Two out of the three algorithms with the highest specificity use more than one image per patient: in (17), a pair of images taken before and after the acetic acid, and, in (18), 120 sequential images after the application of the acetic acid (Figure 2e), showing the potential of using multiple sequential images of the cervix. Colposcopists not only detect the precancerous lesions based on the intensity of aceto-whitening but also based on its time evolution. Furthermore, (27) demonstrated that although most of the lesions are visible one minute after the application of acetic acid, it is reasonable to perform VIA during 3 minutes. Thus, instead of using single images as done in (10–16) using multiple sequential images could enhance automatic screening algorithms.
Two key features that could enable the use of these tools in LMICs have been identified. Firstly, algorithms that use images from portable devices (smartphone and camera) achieve similar or better performance than the ones using colposcopes (Figure 2e). For LMICs, portable devices seem to be more appropriate for acquiring and analysing the images than expensive tools such as colposcopes. Secondly, simpler algorithms achieve - even outperform – similar performance than some of the CNNs based algorithms (Figure 2f). For instance, in (10–12), all studies conducted by the same authors and using the same database, two traditional ML-based algorithms are presented (10, 11), published in 2015 as well as one CNN-based method, published in 2017, (12). The three studies present similar results even when using much more sophisticated algorithms in (12) than in (10, 11). The use of simpler algorithms facilitates the integration into mid-range smartphones allowing offline use of the tool. By contrast, more sophisticated algorithms such as the ones based on complex architectures might require the use of external servers for performing the classification.
The main limitations of most of the included studies are the limited number of patients or images, the high selection of the patients used to train and test the algorithms, or the lack of large-scale tests. The risk of bias due to patient selection was defined high for (10–12, 14–18) when assessing the risk with QUADAS-2. In Costa Rica, the study (13) recruited a large number of patients resulting in a prevalence of 0.3. The other studies relying on this dataset have chosen a small subset of cases to develop their algorithms, without specifying the criteria for the patients’ selection and having a prevalence ranging from 0.31 (10–12) to 0.5 (14).
Out of the 9 studies, only (13) and (15) have a high risk of bias due to the gold standard as they use histopathology only to confirm positive patients. In (13), only patients with abnormal cytology or visual inspection were referred to colposcopy and biopsied(13).
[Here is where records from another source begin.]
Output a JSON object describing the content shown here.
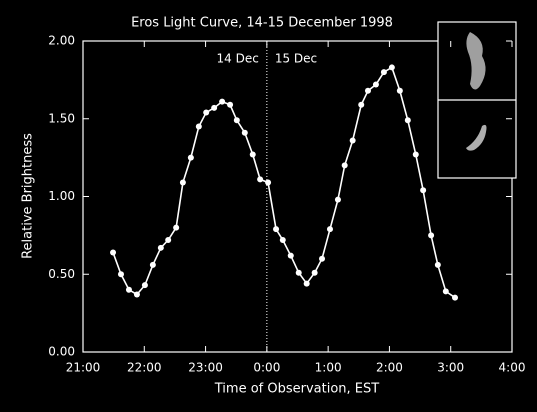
{
  "chart_data": {
    "type": "line",
    "title": "Eros Light Curve, 14-15 December 1998",
    "x_label": "Time of Observation, EST",
    "y_label": "Relative Brightness",
    "annotations": [
      "14 Dec",
      "15 Dec"
    ],
    "color": "#ffffff",
    "x": [
      21.49,
      21.62,
      21.75,
      21.88,
      22.01,
      22.14,
      22.27,
      22.39,
      22.52,
      22.63,
      22.76,
      22.89,
      23.01,
      23.14,
      23.27,
      23.4,
      23.51,
      23.64,
      23.77,
      23.89,
      24.02,
      24.15,
      24.26,
      24.39,
      24.52,
      24.65,
      24.78,
      24.9,
      25.03,
      25.16,
      25.27,
      25.4,
      25.54,
      25.65,
      25.78,
      25.91,
      26.04,
      26.17,
      26.3,
      26.43,
      26.55,
      26.68,
      26.79,
      26.92,
      27.07
    ],
    "values": [
      0.64,
      0.5,
      0.4,
      0.37,
      0.43,
      0.56,
      0.67,
      0.72,
      0.8,
      1.09,
      1.25,
      1.45,
      1.54,
      1.57,
      1.61,
      1.59,
      1.49,
      1.41,
      1.27,
      1.11,
      1.09,
      0.79,
      0.72,
      0.62,
      0.51,
      0.44,
      0.51,
      0.6,
      0.79,
      0.98,
      1.2,
      1.36,
      1.59,
      1.68,
      1.72,
      1.8,
      1.83,
      1.68,
      1.49,
      1.27,
      1.04,
      0.75,
      0.56,
      0.39,
      0.35
    ],
    "xlim": [
      21,
      28
    ],
    "ylim": [
      0,
      2
    ],
    "xticks": [
      {
        "value": 21,
        "label": "21:00"
      },
      {
        "value": 22,
        "label": "22:00"
      },
      {
        "value": 23,
        "label": "23:00"
      },
      {
        "value": 24,
        "label": "0:00"
      },
      {
        "value": 25,
        "label": "1:00"
      },
      {
        "value": 26,
        "label": "2:00"
      },
      {
        "value": 27,
        "label": "3:00"
      },
      {
        "value": 28,
        "label": "4:00"
      }
    ],
    "yticks": [
      {
        "value": 0,
        "label": "0.00"
      },
      {
        "value": 0.5,
        "label": "0.50"
      },
      {
        "value": 1,
        "label": "1.00"
      },
      {
        "value": 1.5,
        "label": "1.50"
      },
      {
        "value": 2,
        "label": "2.00"
      }
    ]
  }
}
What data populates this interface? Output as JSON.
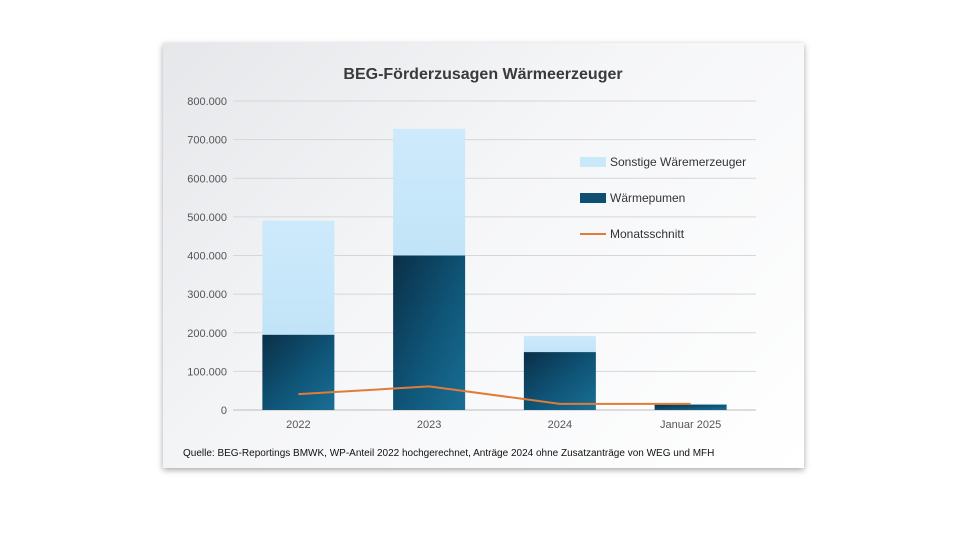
{
  "chart_data": {
    "type": "bar",
    "title": "BEG-Förderzusagen Wärmeerzeuger",
    "categories": [
      "2022",
      "2023",
      "2024",
      "Januar 2025"
    ],
    "ylim": [
      0,
      800000
    ],
    "yticks": [
      "0",
      "100.000",
      "200.000",
      "300.000",
      "400.000",
      "500.000",
      "600.000",
      "700.000",
      "800.000"
    ],
    "yticks_values": [
      0,
      100000,
      200000,
      300000,
      400000,
      500000,
      600000,
      700000,
      800000
    ],
    "series": [
      {
        "name": "Wärmepumen",
        "kind": "bar",
        "stack": "base",
        "color": "#0d4a6b",
        "values": [
          195000,
          400000,
          150000,
          14000
        ]
      },
      {
        "name": "Sonstige Wäremerzeuger",
        "kind": "bar",
        "stack": "top",
        "color": "#c9e8fa",
        "values": [
          295000,
          328000,
          42000,
          2000
        ]
      },
      {
        "name": "Monatsschnitt",
        "kind": "line",
        "color": "#e07b39",
        "values": [
          41000,
          61000,
          16000,
          16000
        ]
      }
    ],
    "grid": true,
    "legend_position": "right"
  },
  "source_note": "Quelle: BEG-Reportings BMWK, WP-Anteil 2022 hochgerechnet, Anträge 2024 ohne Zusatzanträge von WEG und MFH"
}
Thus, its dataset consists of positive cases confirmed by histology and negative cases confirmed by normal cytology and normal visual inspection. Similarly, in (15), patients with normal cytology and colposcopy were considered negative while positive cases were confirmed by pathology. The remaining studies used histology as gold standard for all the patients or, in (16), for a small subset used for testing.
Furthermore, different screening approaches were used in the included studies to collect the data. During each screening visit in Costa Rica, cytology, HPV testing and visual inspection with acetic acid were performed (10–14). Studies (15), (16) and (17) do not indicate the screening or patient selection criteria. In (18), women were referred for colposcopy after positive HPV testing in Cameroon, and after both positive cytology and HPV testing in Switzerland.
Finally, only two of the included studies, (13) and (18), present a comparison between experts and their algorithms. In (13), each pair of images taken during VIA was graded by one expert, blinded from the histopathologic diagnoses, as normal, atypical, low-grade lesions, or CIN2+. In (18), three experts classified, blinded from the histopathologic diagnoses, the 44 patient’s images as positive (CIN2+) or negative. From Figure 2h, we can observe that the algorithms in both studies achieved higher sensitivity than the experts. In (18), on average, experts had worse sensitivity and specificity than the algorithm, while in (13), experts had higher specificity than the automated algorithm in identifying atypical cases or CIN2+ cases.